< >

Kecamatan Suoh Bisa Tenggelam Jika Warganya Tidak Tanam Pohon

Sabtu, 26 Januari 2008 13:18
Kapanlagi.com - Gubernur Lampung Sjachroedin ZP mengingatkan kemungkinan dataran tinggi Kecamatan Suoh, Kabupaten Lampung Barat, bisa tenggelam akibat banjir, jika warga setempat tidak rajin menjaga lingkungan dan menanam pepohonan.

"Kecamatan Suoh ini daerahnya berupa cekungan yang dikelilingi pegunungan.
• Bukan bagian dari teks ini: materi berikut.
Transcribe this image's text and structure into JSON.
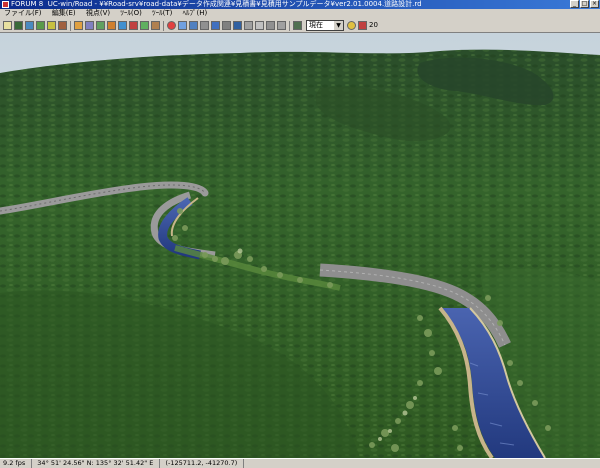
{
  "window": {
    "app_name": "FORUM 8",
    "title": "UC-win/Road  -  ¥¥Road-srv¥road-data¥データ作成関連¥見積書¥見積用サンプルデータ¥ver2.01.0004.道路設計.rd"
  },
  "menu": [
    "ファイル(F)",
    "編集(E)",
    "視点(V)",
    "ﾂｰﾙ(O)",
    "ﾂｰﾙ(T)",
    "ﾍﾙﾌﾟ(H)"
  ],
  "toolbar": {
    "time_select": "現在",
    "fps_field": "20"
  },
  "status": {
    "fps": "9.2 fps",
    "longitude": "34°  51' 24.56\"  N: 135°  32' 51.42\"  E",
    "coords": "(-125711.2, -41270.7)"
  },
  "colors": {
    "sky": "#c9d4dc",
    "terrain": "#2e5a25",
    "road": "#8a8a8a",
    "river": "#2d4a9e"
  }
}
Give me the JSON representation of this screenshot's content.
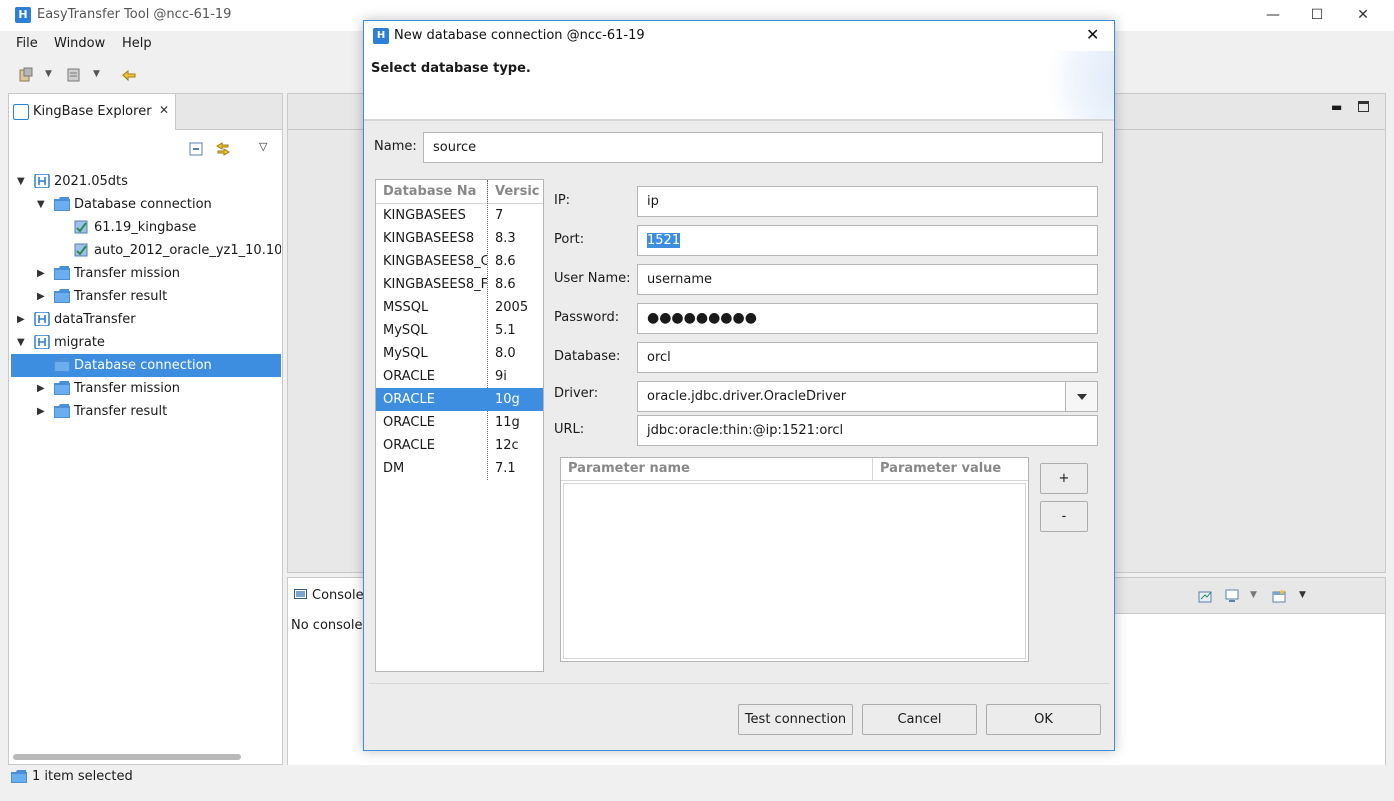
{
  "app": {
    "title": "EasyTransfer Tool @ncc-61-19",
    "icon": "app-logo-icon"
  },
  "window_controls": {
    "minimize": "—",
    "maximize": "☐",
    "close": "✕"
  },
  "menu": {
    "file": "File",
    "window": "Window",
    "help": "Help"
  },
  "explorer": {
    "tab_label": "KingBase Explorer",
    "tree": [
      {
        "label": "2021.05dts",
        "level": 0,
        "expanded": true,
        "icon": "project-icon"
      },
      {
        "label": "Database connection",
        "level": 1,
        "expanded": true,
        "icon": "folder-icon"
      },
      {
        "label": "61.19_kingbase",
        "level": 2,
        "icon": "db-connection-icon"
      },
      {
        "label": "auto_2012_oracle_yz1_10.10",
        "level": 2,
        "icon": "db-connection-icon"
      },
      {
        "label": "Transfer mission",
        "level": 1,
        "expanded": false,
        "icon": "folder-icon"
      },
      {
        "label": "Transfer result",
        "level": 1,
        "expanded": false,
        "icon": "folder-icon"
      },
      {
        "label": "dataTransfer",
        "level": 0,
        "expanded": false,
        "icon": "project-icon"
      },
      {
        "label": "migrate",
        "level": 0,
        "expanded": true,
        "icon": "project-icon"
      },
      {
        "label": "Database connection",
        "level": 1,
        "selected": true,
        "icon": "folder-icon"
      },
      {
        "label": "Transfer mission",
        "level": 1,
        "expanded": false,
        "icon": "folder-icon"
      },
      {
        "label": "Transfer result",
        "level": 1,
        "expanded": false,
        "icon": "folder-icon"
      }
    ]
  },
  "console": {
    "tab_label": "Console",
    "message": "No console"
  },
  "status": {
    "text": "1 item selected"
  },
  "dialog": {
    "title": "New database connection @ncc-61-19",
    "heading": "Select database type.",
    "name_label": "Name:",
    "name_value": "source",
    "db_table": {
      "headers": [
        "Database Na",
        "Versic"
      ],
      "rows": [
        [
          "KINGBASEES",
          "7"
        ],
        [
          "KINGBASEES8",
          "8.3"
        ],
        [
          "KINGBASEES8_C",
          "8.6"
        ],
        [
          "KINGBASEES8_F",
          "8.6"
        ],
        [
          "MSSQL",
          "2005"
        ],
        [
          "MySQL",
          "5.1"
        ],
        [
          "MySQL",
          "8.0"
        ],
        [
          "ORACLE",
          "9i"
        ],
        [
          "ORACLE",
          "10g"
        ],
        [
          "ORACLE",
          "11g"
        ],
        [
          "ORACLE",
          "12c"
        ],
        [
          "DM",
          "7.1"
        ]
      ],
      "selected_index": 8
    },
    "fields": {
      "ip_label": "IP:",
      "ip_value": "ip",
      "port_label": "Port:",
      "port_value": "1521",
      "user_label": "User Name:",
      "user_value": "username",
      "password_label": "Password:",
      "password_value": "●●●●●●●●●",
      "database_label": "Database:",
      "database_value": "orcl",
      "driver_label": "Driver:",
      "driver_value": "oracle.jdbc.driver.OracleDriver",
      "url_label": "URL:",
      "url_value": "jdbc:oracle:thin:@ip:1521:orcl"
    },
    "params": {
      "col_name": "Parameter name",
      "col_value": "Parameter value"
    },
    "buttons": {
      "add": "+",
      "remove": "-",
      "test": "Test connection",
      "cancel": "Cancel",
      "ok": "OK"
    }
  }
}
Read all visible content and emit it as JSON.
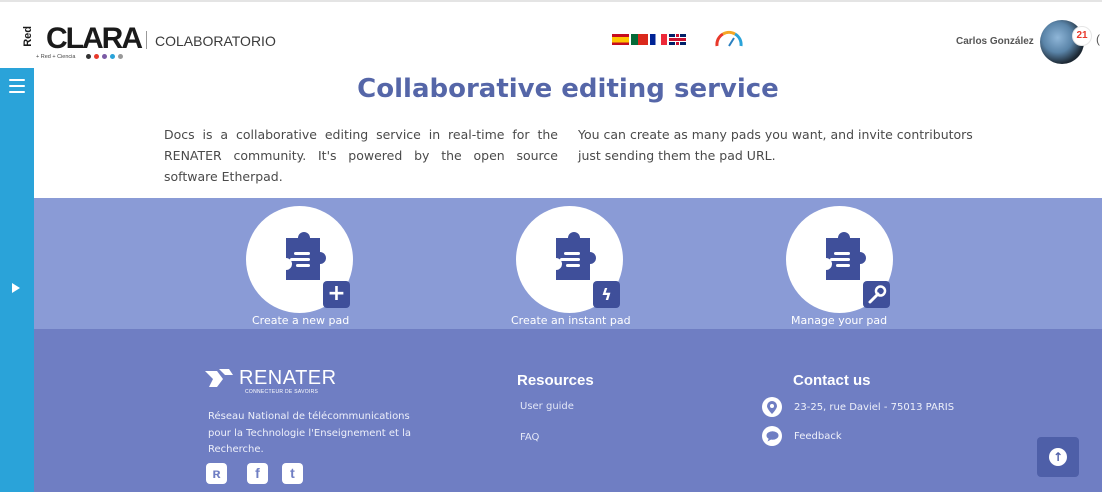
{
  "header": {
    "logo_main": "CLARA",
    "logo_red": "Red",
    "logo_sub": "+ Red  + Ciencia",
    "logo_dot_colors": [
      "#333333",
      "#e8392b",
      "#7b5ba5",
      "#2aa3d9",
      "#999999"
    ],
    "section": "COLABORATORIO",
    "flags": [
      "es",
      "pt",
      "fr",
      "gb"
    ],
    "gauge_icon": "speedometer-icon",
    "username": "Carlos González",
    "notification_count": "21"
  },
  "sidebar": {
    "menu_icon": "hamburger-icon",
    "expand_icon": "play-arrow-icon",
    "color": "#2aa3d9"
  },
  "main": {
    "title": "Collaborative editing service",
    "intro_left": "Docs is a collaborative editing service in real-time for the RENATER community. It's powered by the open source software Etherpad.",
    "intro_right": "You can create as many pads you want, and invite contributors just sending them the pad URL.",
    "actions": [
      {
        "label": "Create a new pad",
        "badge_icon": "plus-icon",
        "badge_glyph": "+"
      },
      {
        "label": "Create an instant pad",
        "badge_icon": "lightning-plus-icon",
        "badge_glyph": "ϟ"
      },
      {
        "label": "Manage your pad",
        "badge_icon": "wrench-icon",
        "badge_glyph": "🔧"
      }
    ]
  },
  "footer": {
    "renater_name": "RENATER",
    "renater_tagline": "CONNECTEUR DE SAVOIRS",
    "renater_desc": "Réseau National de télécommunications pour la Technologie l'Enseignement et la Recherche.",
    "social_icons": [
      "renater-icon",
      "facebook-icon",
      "twitter-icon"
    ],
    "resources_title": "Resources",
    "resources": [
      "User guide",
      "FAQ"
    ],
    "contact_title": "Contact us",
    "address": "23-25, rue Daviel - 75013 PARIS",
    "feedback": "Feedback"
  },
  "colors": {
    "title": "#5566a8",
    "band": "#8a9bd6",
    "footer": "#6f7ec3",
    "badge": "#3f4f9a"
  }
}
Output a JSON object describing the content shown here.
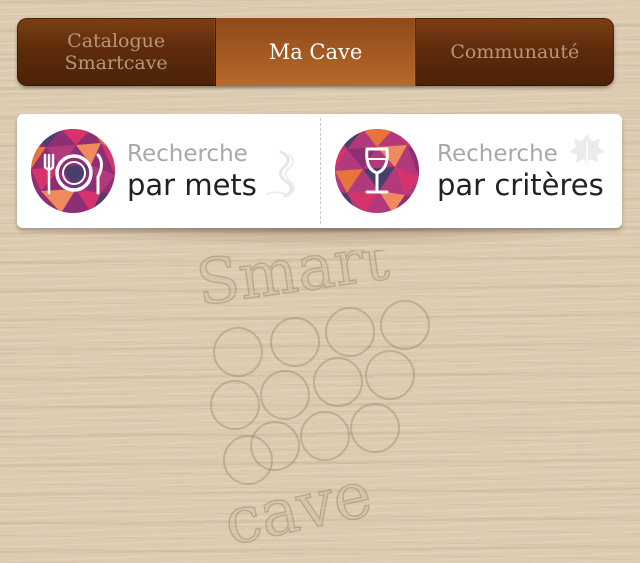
{
  "tabs": [
    {
      "label": "Catalogue\nSmartcave",
      "active": false
    },
    {
      "label": "Ma Cave",
      "active": true
    },
    {
      "label": "Communauté",
      "active": false
    }
  ],
  "search_options": {
    "mets": {
      "small": "Recherche",
      "big": "par mets",
      "icon": "plate-fork-knife-icon"
    },
    "criteres": {
      "small": "Recherche",
      "big": "par critères",
      "icon": "wine-glass-icon"
    }
  },
  "watermark": {
    "top": "Smart",
    "bottom": "cave"
  },
  "colors": {
    "tab_dark": "#5e2c0b",
    "tab_active": "#a65a22",
    "wood": "#dccbb0",
    "icon_palette": [
      "#d6336c",
      "#8e2f73",
      "#e8743b",
      "#4a3f6b",
      "#b23a7a",
      "#f08a5d"
    ]
  }
}
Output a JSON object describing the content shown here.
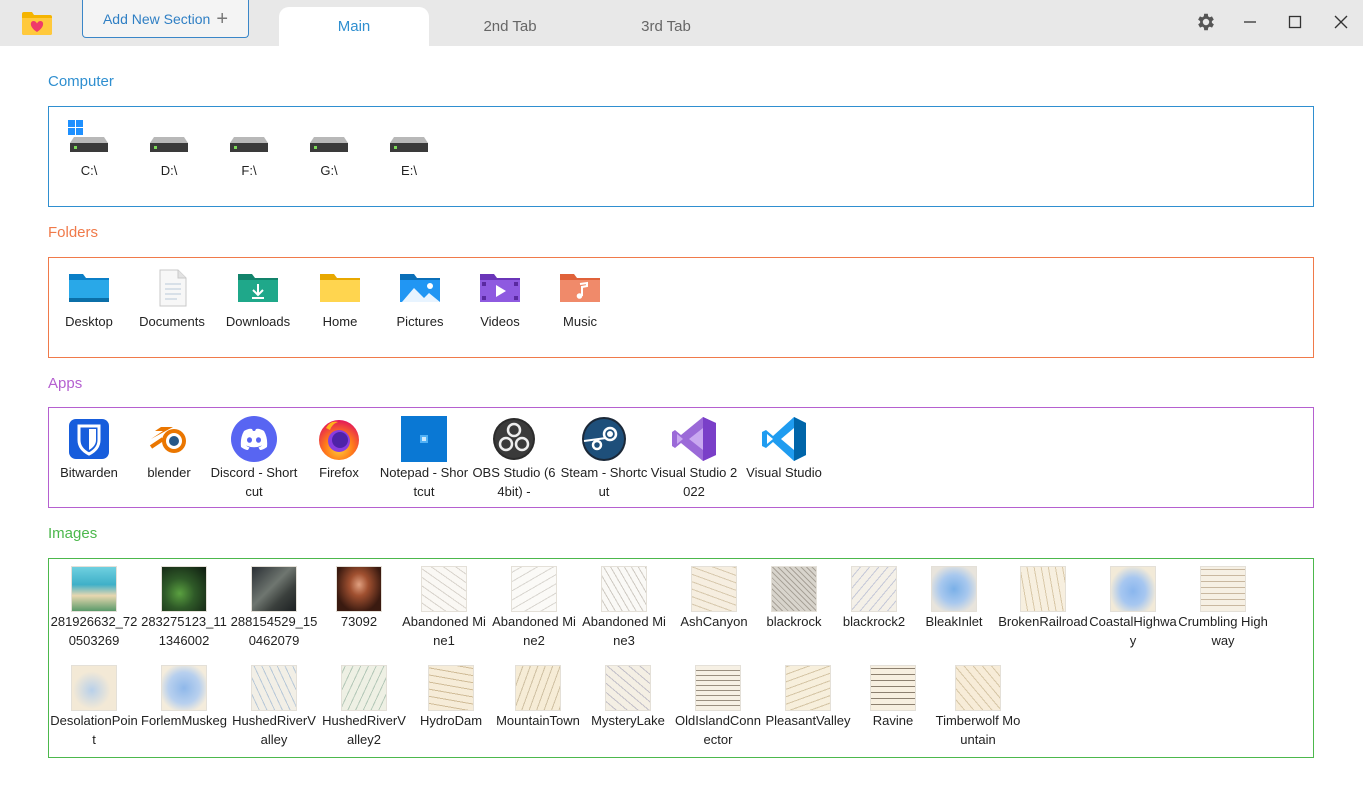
{
  "titlebar": {
    "add_section_label": "Add New Section",
    "add_section_icon": "plus-icon",
    "tabs": [
      "Main",
      "2nd Tab",
      "3rd Tab"
    ],
    "active_tab": "Main"
  },
  "sections": {
    "computer": {
      "title": "Computer",
      "color": "#2f8fd0",
      "items": [
        "C:\\",
        "D:\\",
        "F:\\",
        "G:\\",
        "E:\\"
      ]
    },
    "folders": {
      "title": "Folders",
      "color": "#f07a4a",
      "items": [
        "Desktop",
        "Documents",
        "Downloads",
        "Home",
        "Pictures",
        "Videos",
        "Music"
      ]
    },
    "apps": {
      "title": "Apps",
      "color": "#b560d0",
      "items": [
        "Bitwarden",
        "blender",
        "Discord - Shortcut",
        "Firefox",
        "Notepad - Shortcut",
        "OBS Studio (64bit) -",
        "Steam - Shortcut",
        "Visual Studio 2022",
        "Visual Studio"
      ]
    },
    "images": {
      "title": "Images",
      "color": "#4cb84c",
      "row1": [
        "281926632_720503269",
        "283275123_111346002",
        "288154529_150462079",
        "73092",
        "Abandoned Mine1",
        "Abandoned Mine2",
        "Abandoned Mine3",
        "AshCanyon",
        "blackrock",
        "blackrock2",
        "BleakInlet",
        "BrokenRailroad",
        "CoastalHighway",
        "Crumbling Highway"
      ],
      "row2": [
        "DesolationPoint",
        "ForlemMuskeg",
        "HushedRiverValley",
        "HushedRiverValley2",
        "HydroDam",
        "MountainTown",
        "MysteryLake",
        "OldIslandConnector",
        "PleasantValley",
        "Ravine",
        "Timberwolf Mountain"
      ]
    }
  }
}
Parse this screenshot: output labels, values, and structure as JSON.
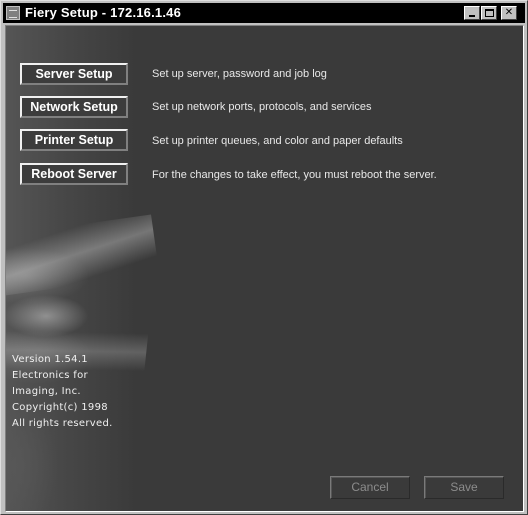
{
  "window": {
    "title": "Fiery Setup - 172.16.1.46",
    "controls": {
      "minimize": "minimize",
      "maximize": "maximize",
      "close": "✕"
    }
  },
  "menu": [
    {
      "label": "Server Setup",
      "description": "Set up server, password and job log"
    },
    {
      "label": "Network Setup",
      "description": "Set up network ports, protocols, and services"
    },
    {
      "label": "Printer Setup",
      "description": "Set up printer queues, and color and paper defaults"
    },
    {
      "label": "Reboot Server",
      "description": "For the changes to take effect, you must reboot the server."
    }
  ],
  "version_info": [
    "Version 1.54.1",
    "Electronics for",
    "Imaging, Inc.",
    "Copyright(c) 1998",
    "All rights reserved."
  ],
  "actions": {
    "cancel_label": "Cancel",
    "save_label": "Save"
  },
  "colors": {
    "titlebar": "#000000",
    "client_bg": "#3a3a3a",
    "text": "#ffffff",
    "disabled_text": "#8c8c8c"
  }
}
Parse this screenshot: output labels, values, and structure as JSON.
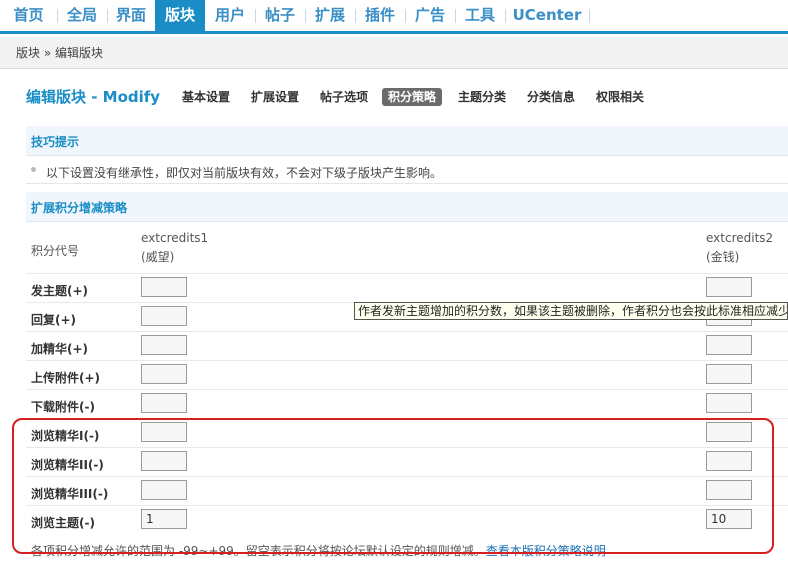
{
  "nav": {
    "items": [
      "首页",
      "全局",
      "界面",
      "版块",
      "用户",
      "帖子",
      "扩展",
      "插件",
      "广告",
      "工具",
      "UCenter"
    ],
    "active": "版块",
    "accent_color": "#1a8dc7"
  },
  "breadcrumb": {
    "text": "版块 » 编辑版块"
  },
  "page": {
    "title": "编辑版块 - Modify",
    "tabs": [
      "基本设置",
      "扩展设置",
      "帖子选项",
      "积分策略",
      "主题分类",
      "分类信息",
      "权限相关"
    ],
    "active_tab": "积分策略"
  },
  "tips": {
    "header": "技巧提示",
    "text": "以下设置没有继承性，即仅对当前版块有效，不会对下级子版块产生影响。"
  },
  "strategy": {
    "header": "扩展积分增减策略",
    "code_label": "积分代号",
    "columns": [
      {
        "code": "extcredits1",
        "name": "(威望)"
      },
      {
        "code": "extcredits2",
        "name": "(金钱)"
      }
    ],
    "rows": [
      {
        "label": "发主题(+)",
        "values": [
          "",
          ""
        ]
      },
      {
        "label": "回复(+)",
        "values": [
          "",
          ""
        ]
      },
      {
        "label": "加精华(+)",
        "values": [
          "",
          ""
        ]
      },
      {
        "label": "上传附件(+)",
        "values": [
          "",
          ""
        ]
      },
      {
        "label": "下载附件(-)",
        "values": [
          "",
          ""
        ]
      },
      {
        "label": "浏览精华I(-)",
        "values": [
          "",
          ""
        ]
      },
      {
        "label": "浏览精华II(-)",
        "values": [
          "",
          ""
        ]
      },
      {
        "label": "浏览精华III(-)",
        "values": [
          "",
          ""
        ]
      },
      {
        "label": "浏览主题(-)",
        "values": [
          "1",
          "10"
        ]
      }
    ],
    "tooltip": "作者发新主题增加的积分数，如果该主题被删除，作者积分也会按此标准相应减少",
    "footnote": "各项积分增减允许的范围为 -99~+99。留空表示积分将按论坛默认设定的规则增减。",
    "footnote_link": "查看本版积分策略说明"
  },
  "annotation": {
    "highlight_color": "#d61f1f"
  }
}
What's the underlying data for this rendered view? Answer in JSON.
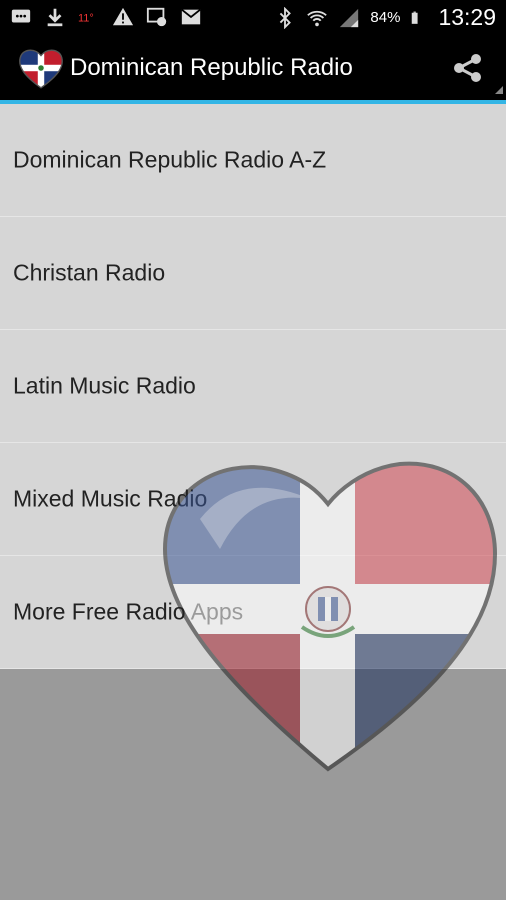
{
  "status_bar": {
    "battery_percent": "84%",
    "clock": "13:29",
    "left_icons": [
      "message-icon",
      "download-icon",
      "thermometer-icon",
      "warning-icon",
      "notification-icon",
      "mail-icon"
    ],
    "right_icons": [
      "bluetooth-icon",
      "wifi-icon",
      "signal-icon",
      "battery-icon"
    ]
  },
  "app_bar": {
    "title": "Dominican Republic Radio",
    "accent_color": "#33b5e5"
  },
  "menu": {
    "items": [
      {
        "label": "Dominican Republic Radio A-Z"
      },
      {
        "label": "Christan Radio"
      },
      {
        "label": "Latin Music Radio"
      },
      {
        "label": "Mixed Music Radio"
      },
      {
        "label": "More Free Radio Apps"
      }
    ]
  }
}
Jadi kalau lingkungannya rusak dan warganya tidak rajin menanam pohon serta menjaga lingkungan, nanti daerah ini bisa terendam," kata Gubernur Sjachroedin ZP, di Kecamatan Suoh, Lampung Barat, akhir pekan ini.

Dalam acara silaturahmi dengan ribuan warga setempat, dan dihadiri Wakil Bupati Lampung Barat, Dimyati Amin, Gubernur Sjachroedin kembali menekankan pentingnya warga di daerah pedalaman dan terpencil itu benar-benar menjaga lingkungan.

Guna menggugah kembali agar warga setempat memelihara lingkungan, Gubernur menyerahkan bantuan berupa 10.000 bibit kopi, 2.000 bibit mahoni, 2.000 bibit duku, 2.000 batang bibit pinang, 2.000 bibit medang, 50 Kg bibit padi, serta masing- masing 50 liter insektisida dan prodentisida.

Gubenur juga meminta agar Camat Suoh yang baru seminggu menjabat, Ajpani Majid, dapat mengusulkan kepada pemerintah kabupaten akan hal-hal yang paling mendesak dibutuhkan oleh warganya.

"Saya berjanji dalam waktu tiga atau empat bulan ke depan akan berkunjung ke sini lagi untuk melihat sejauh mana perkembangan pembangunan di sini," katanya.

Kecamatan Suoh secara resmi berdiri tahun 1991, kini memiliki 12 desa (pekon) dihuni 45.150 jiwa. Wilayah itu pernah porak-poranda diterjang gempa bumi berkekuatan 6,5 skala Richter (SR) pada 1994.

Wakil Bupati Lampung Barat, Dimyati Amin menjelaskan, Kecamatan Suoh termasuk lumbung pangan Kabupaten Lampung Barat, dan penghasil komoditas kopi, dan coklat (kakao) selain padi.

Namun daerah itu masih tertinggal antara lain karena belum adanya jalan raya, yang hingga kini sedang terus dibangun secara bertahap, dengan dana dari APBD kabupaten, provinsi, maupun pusat. (*/cax)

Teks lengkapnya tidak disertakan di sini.